MAHKEMESİ :SULH HUKUK MAHKEMESİ
Taraflar arasındaki asıl davada tazminat, birleşen davada tirazın iptali davasının mahkemece yapılan yargılaması sonucunda, asıl davanın kabulüne, birleşen davanın kısmen kabulüne yönelik olarak verilen hükmün, süresi içinde davalılar vekili tarafından temyiz edilmesi üzerine; temyiz dilekçesinin kabulüne karar verildikten sonra, dosya içerisindeki kağıtlar okunup gereği düşünüldü:

Y A R G I T A Y K A R A R I

Davacı vekili, 01/09/2012 tarihli kira sözleşmesini, davalı …’ın kiracı, diğer davalı …’nun görantör sıfatı ile imzaladığını, davalının kira sözleşmesi hükümlerine uygun davranmadığını, bu nedenle 12/07/2013 tarihli ihtarname gönderildiğini ancak sonuç alınamadığını, sözleşme gereği yerinde bırakılması gereken imalatların davalı tarafından söküldüğünü, malzemeler bedelinin tespit dosyasında 5.000 TL olarak belirlendiğini belirterek akde aykırılık nedeniyle her bir aykırılık için ayrı ayrı cezai şart talep hakkı saklı kalmak kaydıyla 10.000 TL cezai şart bedeli ile 5.000 TL malzeme bedelinin tahsiline karar verilmesini talep etmiştir.
Davalı vekili, kira sözleşmesinin, davacının, sözleşmeye aykırı davranışları nedeniyle davalı kiracı tarafından feshedildiğini ve kiralananın 31/08/2013 tarihinde tahliye edildiğini, davalının, yaptığı sökülemez imalatları kiralananda bıraktığını, cezai şart talebinin TBK’nun 346 maddesine aykırı olduğunu, sözleşmeye aykırı davranışları ve kusuru ile sözleşmenin feshine neden olan davacının ceza koşulu talep edemeyeceğini beyanla davanın reddini savunmuştur.
Birleşen davada, davacı vekili, davalıların kira sözleşmesi uyarınca yükümlülüğünde olan giderleri ödemediklerini, bu nedenle üç adet fatura borcundan dolayı davalılar hakkında takip başlattıklarını, davalıların 275,40 TL tutarındaki faturalar haricindeki diğer fatura borçlarına itiraz ettiğini, 3.524,03 TL bedelli faturanın davalıya 26/7/2013 tarihli ihtarname ile tebliğ edildiğini, 8 günlük yasal süre içerisinde faturaya itiraz edilmediğini, itiraz edilen diğer 228,96 TL’lik faturanın taraflar arasındaki ticari ilişki gereğince her ay düzenli kesilen fatura olduğunu, davalılar tarafından kabul edilen fatura ile itiraz edilen 228,96 TL bedelli faturanın içeriğinin aynı olduğunu belirterek itirazın iptaline karar verilmesini talep etmiştir.
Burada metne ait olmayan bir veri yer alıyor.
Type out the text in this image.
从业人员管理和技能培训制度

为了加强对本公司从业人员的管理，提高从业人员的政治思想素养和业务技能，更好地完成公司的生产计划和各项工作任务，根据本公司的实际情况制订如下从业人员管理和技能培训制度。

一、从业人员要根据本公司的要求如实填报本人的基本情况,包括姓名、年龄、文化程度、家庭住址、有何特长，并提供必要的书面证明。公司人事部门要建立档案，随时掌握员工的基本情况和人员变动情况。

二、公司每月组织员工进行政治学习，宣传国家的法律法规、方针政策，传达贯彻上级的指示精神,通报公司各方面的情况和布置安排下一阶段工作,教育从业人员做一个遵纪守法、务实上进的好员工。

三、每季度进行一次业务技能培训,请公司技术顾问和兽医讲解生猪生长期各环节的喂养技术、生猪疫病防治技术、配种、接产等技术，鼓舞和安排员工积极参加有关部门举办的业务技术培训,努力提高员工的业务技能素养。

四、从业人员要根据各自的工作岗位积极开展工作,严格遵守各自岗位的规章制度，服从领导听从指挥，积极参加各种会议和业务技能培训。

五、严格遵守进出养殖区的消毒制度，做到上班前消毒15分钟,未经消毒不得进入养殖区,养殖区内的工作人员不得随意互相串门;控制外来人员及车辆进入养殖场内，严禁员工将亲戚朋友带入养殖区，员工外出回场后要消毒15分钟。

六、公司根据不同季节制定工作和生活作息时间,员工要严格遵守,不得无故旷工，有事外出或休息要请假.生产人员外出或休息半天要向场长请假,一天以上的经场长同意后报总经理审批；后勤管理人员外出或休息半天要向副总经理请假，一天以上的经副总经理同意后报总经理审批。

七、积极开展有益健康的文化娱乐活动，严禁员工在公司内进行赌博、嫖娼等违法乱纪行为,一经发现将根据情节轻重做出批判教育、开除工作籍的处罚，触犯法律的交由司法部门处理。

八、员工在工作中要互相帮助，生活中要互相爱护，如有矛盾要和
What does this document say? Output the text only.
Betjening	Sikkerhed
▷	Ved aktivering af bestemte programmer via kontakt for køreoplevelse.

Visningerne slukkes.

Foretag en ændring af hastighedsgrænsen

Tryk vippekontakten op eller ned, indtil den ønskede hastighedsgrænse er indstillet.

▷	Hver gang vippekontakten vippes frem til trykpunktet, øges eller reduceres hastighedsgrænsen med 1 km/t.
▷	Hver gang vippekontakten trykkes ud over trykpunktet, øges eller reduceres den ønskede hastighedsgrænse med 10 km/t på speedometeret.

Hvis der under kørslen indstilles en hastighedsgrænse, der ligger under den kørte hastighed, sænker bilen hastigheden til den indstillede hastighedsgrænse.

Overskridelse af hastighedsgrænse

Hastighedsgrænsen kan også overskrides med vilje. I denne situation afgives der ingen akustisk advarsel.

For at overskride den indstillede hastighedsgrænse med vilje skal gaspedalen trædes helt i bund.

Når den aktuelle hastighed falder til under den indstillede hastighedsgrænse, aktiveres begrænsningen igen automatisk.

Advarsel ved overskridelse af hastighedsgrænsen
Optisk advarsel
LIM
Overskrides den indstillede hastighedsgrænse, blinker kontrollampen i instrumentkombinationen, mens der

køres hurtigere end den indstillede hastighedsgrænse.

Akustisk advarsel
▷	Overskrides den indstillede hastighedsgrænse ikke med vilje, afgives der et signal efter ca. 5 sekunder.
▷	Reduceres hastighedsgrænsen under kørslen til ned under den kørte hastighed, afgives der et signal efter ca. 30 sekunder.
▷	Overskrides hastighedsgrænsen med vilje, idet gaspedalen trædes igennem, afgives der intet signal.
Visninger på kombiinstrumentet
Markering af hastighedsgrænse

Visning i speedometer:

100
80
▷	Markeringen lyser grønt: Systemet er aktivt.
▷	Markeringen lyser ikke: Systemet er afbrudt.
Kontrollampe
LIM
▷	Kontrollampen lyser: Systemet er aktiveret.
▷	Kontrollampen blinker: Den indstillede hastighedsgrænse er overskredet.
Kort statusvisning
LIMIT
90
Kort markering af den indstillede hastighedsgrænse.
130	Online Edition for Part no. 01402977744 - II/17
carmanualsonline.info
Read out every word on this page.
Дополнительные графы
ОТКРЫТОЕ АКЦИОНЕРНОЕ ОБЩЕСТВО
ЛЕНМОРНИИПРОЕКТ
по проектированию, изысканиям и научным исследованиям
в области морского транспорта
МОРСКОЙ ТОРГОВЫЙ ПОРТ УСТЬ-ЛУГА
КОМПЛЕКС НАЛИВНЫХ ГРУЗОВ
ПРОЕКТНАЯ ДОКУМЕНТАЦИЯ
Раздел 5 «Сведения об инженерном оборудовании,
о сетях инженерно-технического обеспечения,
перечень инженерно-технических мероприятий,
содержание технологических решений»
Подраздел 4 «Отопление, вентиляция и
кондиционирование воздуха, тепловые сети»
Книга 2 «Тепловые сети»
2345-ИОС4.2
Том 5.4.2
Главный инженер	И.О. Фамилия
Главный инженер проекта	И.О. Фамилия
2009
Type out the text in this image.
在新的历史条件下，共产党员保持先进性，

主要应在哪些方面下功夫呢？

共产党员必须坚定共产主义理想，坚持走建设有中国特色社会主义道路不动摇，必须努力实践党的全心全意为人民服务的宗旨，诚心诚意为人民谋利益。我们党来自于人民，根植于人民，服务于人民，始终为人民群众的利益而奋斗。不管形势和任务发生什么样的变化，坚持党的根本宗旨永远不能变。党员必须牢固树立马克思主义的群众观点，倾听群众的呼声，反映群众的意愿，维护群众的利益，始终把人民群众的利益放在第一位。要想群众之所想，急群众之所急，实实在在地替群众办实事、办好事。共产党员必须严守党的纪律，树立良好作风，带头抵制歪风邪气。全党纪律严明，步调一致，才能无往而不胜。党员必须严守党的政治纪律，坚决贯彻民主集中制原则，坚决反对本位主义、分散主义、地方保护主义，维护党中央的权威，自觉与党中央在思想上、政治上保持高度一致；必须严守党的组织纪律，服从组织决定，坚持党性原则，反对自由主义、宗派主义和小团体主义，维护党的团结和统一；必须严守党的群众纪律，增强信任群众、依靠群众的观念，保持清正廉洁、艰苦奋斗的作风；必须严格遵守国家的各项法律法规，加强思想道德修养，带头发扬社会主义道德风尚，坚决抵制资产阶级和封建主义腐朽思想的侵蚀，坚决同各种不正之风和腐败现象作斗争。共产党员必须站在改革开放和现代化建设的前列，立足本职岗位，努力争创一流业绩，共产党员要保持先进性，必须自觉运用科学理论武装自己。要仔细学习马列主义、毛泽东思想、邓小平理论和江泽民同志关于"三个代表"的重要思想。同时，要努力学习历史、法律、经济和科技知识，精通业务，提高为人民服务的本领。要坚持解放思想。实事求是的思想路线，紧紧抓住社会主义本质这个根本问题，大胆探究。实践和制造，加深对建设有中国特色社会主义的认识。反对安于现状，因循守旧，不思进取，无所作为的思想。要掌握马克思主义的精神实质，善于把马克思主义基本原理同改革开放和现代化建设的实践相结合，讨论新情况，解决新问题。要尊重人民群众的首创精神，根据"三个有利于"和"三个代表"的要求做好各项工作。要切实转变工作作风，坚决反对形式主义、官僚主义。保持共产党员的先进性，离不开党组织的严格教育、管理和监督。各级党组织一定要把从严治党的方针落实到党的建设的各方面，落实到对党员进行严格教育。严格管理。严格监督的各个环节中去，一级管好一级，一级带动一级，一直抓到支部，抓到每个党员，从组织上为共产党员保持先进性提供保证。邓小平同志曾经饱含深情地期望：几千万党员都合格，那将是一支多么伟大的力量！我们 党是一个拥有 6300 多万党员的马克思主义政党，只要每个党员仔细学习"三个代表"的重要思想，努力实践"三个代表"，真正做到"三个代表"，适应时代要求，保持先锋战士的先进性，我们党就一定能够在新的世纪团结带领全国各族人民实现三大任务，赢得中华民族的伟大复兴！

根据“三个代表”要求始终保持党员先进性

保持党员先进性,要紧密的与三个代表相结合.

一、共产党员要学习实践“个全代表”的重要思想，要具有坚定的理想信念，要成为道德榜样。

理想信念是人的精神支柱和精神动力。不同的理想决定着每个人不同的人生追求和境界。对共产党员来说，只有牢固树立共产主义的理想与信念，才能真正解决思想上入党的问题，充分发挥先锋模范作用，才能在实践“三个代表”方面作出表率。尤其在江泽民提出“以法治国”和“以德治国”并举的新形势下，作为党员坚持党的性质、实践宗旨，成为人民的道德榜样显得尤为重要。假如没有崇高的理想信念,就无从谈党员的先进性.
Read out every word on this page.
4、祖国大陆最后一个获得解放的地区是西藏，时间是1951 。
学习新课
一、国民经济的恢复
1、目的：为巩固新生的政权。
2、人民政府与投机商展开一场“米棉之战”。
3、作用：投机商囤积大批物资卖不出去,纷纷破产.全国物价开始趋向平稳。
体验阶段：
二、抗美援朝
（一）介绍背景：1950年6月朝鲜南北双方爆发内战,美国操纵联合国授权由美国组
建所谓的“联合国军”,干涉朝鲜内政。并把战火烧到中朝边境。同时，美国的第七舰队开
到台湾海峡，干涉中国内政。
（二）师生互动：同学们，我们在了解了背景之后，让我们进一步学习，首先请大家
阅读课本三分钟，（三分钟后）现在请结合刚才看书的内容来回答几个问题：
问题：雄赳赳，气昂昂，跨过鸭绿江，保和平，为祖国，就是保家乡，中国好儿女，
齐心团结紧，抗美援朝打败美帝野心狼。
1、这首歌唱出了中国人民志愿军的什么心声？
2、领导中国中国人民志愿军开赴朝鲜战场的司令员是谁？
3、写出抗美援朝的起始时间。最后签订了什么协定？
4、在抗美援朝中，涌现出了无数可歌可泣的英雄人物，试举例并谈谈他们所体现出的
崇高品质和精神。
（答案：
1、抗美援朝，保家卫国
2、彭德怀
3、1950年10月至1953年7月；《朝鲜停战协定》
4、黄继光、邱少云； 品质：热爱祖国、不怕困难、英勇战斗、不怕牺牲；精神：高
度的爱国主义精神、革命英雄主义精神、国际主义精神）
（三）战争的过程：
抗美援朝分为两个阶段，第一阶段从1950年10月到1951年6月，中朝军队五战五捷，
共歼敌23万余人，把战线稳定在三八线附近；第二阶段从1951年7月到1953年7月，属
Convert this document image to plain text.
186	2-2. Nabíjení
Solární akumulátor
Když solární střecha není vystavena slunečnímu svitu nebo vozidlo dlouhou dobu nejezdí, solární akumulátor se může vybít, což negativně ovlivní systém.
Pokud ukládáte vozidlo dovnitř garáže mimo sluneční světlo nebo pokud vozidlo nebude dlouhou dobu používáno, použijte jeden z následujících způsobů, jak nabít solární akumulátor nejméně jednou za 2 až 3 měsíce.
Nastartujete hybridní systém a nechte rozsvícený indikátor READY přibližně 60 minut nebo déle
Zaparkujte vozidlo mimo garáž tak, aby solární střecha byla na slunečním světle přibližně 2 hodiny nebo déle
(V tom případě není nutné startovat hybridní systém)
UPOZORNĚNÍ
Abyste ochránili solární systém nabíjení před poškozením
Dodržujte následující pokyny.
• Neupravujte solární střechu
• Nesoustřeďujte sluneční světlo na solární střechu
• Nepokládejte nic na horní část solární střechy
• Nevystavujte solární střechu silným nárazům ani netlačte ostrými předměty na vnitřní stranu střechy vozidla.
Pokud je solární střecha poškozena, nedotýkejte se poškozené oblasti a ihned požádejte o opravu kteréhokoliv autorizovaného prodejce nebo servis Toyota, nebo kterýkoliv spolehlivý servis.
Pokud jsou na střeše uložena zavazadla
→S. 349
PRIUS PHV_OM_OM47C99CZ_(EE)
Birleşen davada, davalı vekili, takibe konu faturaların, kiracıya teslim edilmediğini, likit ve muaccel olmadığını, davacının faturaların içeriği gereği hizmet ve gider kalemlerini ispatla yükümlü olduğunu beyanla davanın reddini savunmuştur.
Mahkemece, asıl davanın kabulü ile 5.000,00 TL malzeme bedeli ve 10.000,00 TL cezai şart tazminatının davalı taraftan alınarak davacı tarafa verilmesine ve birleşen davanın kabulü ile Antalya 16. İcra Müdürlüğünün 2013/9151 esas sayılı icra takip dosyasında yapılan takipteki 3.854,00 TL’lik kısmi itirazın iptali ile takibin devamına karar verilmiş, hüküm asıl ve birleşen dava yönünden davalılar vekili tarafından temyiz edilmiştir.
1-)Asıl davada, davacı kiraya veren vekili, kira sözleşmesi gereği yerinde bırakılması gereken, bariyer, 32 adet T5 volt aydınlatma, beyaz mdf lakekaplı iki adet özel imalat dolabı, malzemeler bedeli olarak 5.000 TL alacağın tahsilini talep etmiştir. Bilirkişi raporunda, 32 adet T5 volt aydınlatma armatürlerinin, oto koruma bölümündeki 2 mt’lik bariyerin, boya koruma bölümüne 6 adet ikişer borulu 6,00 mt boyunda aydınlatma demir profillerinin, yıkama bölümü içinde 19,00×2,69 mt ebatlarında KOCH yazılı reklam tabelası ile iç folyolarının, oturma bölümünde mdf lake kaplı iki adet dolabın, yıkama bölümünde 5×1 mt ebatlarında tezgahın ve rafları mevcut olduğu belirtilmiştir. Davacının, bedelini talep ettiği imalatların, kiracının, kiralananı tahliye etmesinden sonra yapılan keşifte kiralananda bulunduğu belirlendiğine göre imalat bedellerine yönelik istemin reddine karar verilmesi gerekirken hatalı değerlendirme ile istemin kabulüne karar verilmesi usul ve yasaya aykırıdır.
2-Davaya dayanak yapılan ve hükme esas alınan 01/09/2012 başlangıç tarihli kira sözleşmesi konusunda taraflar arasında bir uyuşmazlık bulunmamaktadır.Kira sözleşmesinin 11. maddesinde ” Bu sözleşmenin herhangi bir şartına uyulmaması akde aykırılık teşkil eder. …Ayrıca akde aykırılık halinde kiracı başkaca bir ihtar ve ihbara gerek olmaksızın 10.000 TL cezai şart ödeyeceğini, gayri kabili rücu olarak kayıtsız şartsız kabul eder.” düzenlemesi yer almaktadır.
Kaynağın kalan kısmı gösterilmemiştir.